Other topics on the compliance meeting agenda

The specific topics to be addressed at the firm’s compliance meeting depend upon the RIA’s business model and the risks arising from it. Nevertheless, cybersecurity should be on every firm’s compliance meeting agenda, since a cyber-attack can cripple an RIA’s operation and cause harm to clients. Many investors hire an investment advisor, because they hope to avoid worrying about money. They are unlikely to gain financial peace of mind if their RIA is the target of a cyber-attack that increases the client’s risk of identity theft. A cyber-breach at a vendor used by an RIA can also compromise a client’s personal information.

Aside from cybersecurity, RIAs should consider using the compliance meeting to highlight the SEC’s latest examination priorities, which are published in the early months of the new year. Furthermore, if the RIA underwent a regulatory examination, examiners’ findings should be reviewed with advisory personnel. This course of action will help to prevent the firm from committing recidivist violations, which will be dealt with harshly by the SEC.

The meeting is also a good time for CCOs to discuss any compliance problems that they have observed. Those problems should also be addressed individually with the person who dropped the ball.

In addition, CCO can take time at the meeting to review any recent revisions to the firm’s policies and procedures, which may have changed in response to the RIA’s annual review of them. Pursuant to Rule 206(4)-7 under the Investment Advisers Act of 1940, SEC-registered advisors must conduct an annual review of their policies and procedures. This review helps to determine whether the firm’s policies and procedures are effective in preventing, detecting, and correcting violations of the Investment Advisers Act, as well as its rules. As a result of this review, most RIAs will revise and enhance their policies and procedures, and these changes should be communicated clearly to advisory personnel.


All supervised persons must attend the firm’s annual compliance meeting. Furthermore, CCOs must keep records to document that everyone attended, whether in person or remotely.

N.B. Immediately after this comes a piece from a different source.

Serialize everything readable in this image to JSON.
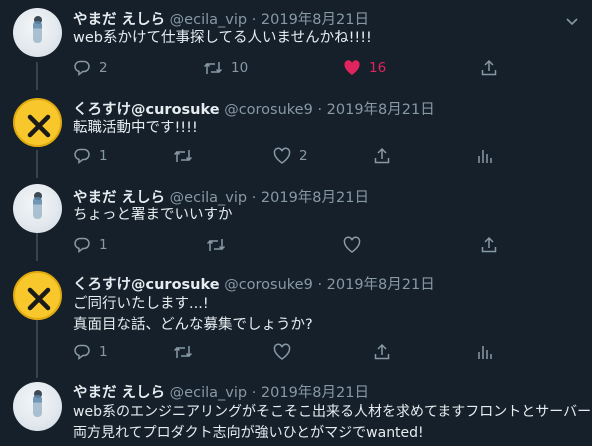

Throughout the meeting, it is imperative that the firm’s CCO, as well as its principals, impress upon attendees that compliance is everyone’s job. The SEC has made it clear that C-level executives must establish the tone at the top. They can accomplish this by involving CCOs in all important business developments, including new products and services.

The meeting is also a good time to remind advisory personnel that customer service and compliance are intertwined. Complaints and customer service issues might be avoided by strict adherence to well-designed and implemented policies and procedures.

And finally, if cream cheese is still unavailable when the firm’s annual meeting is held, consider other bagel toppings. Policies and procedures are easier to digest with a hot beverage and a bagel.

This article is not a solicitation of any investment product or service to any person or entity. The content contained in this article is for informational use only and is not intended to be and is not a substitute for professional financial, tax or legal advice.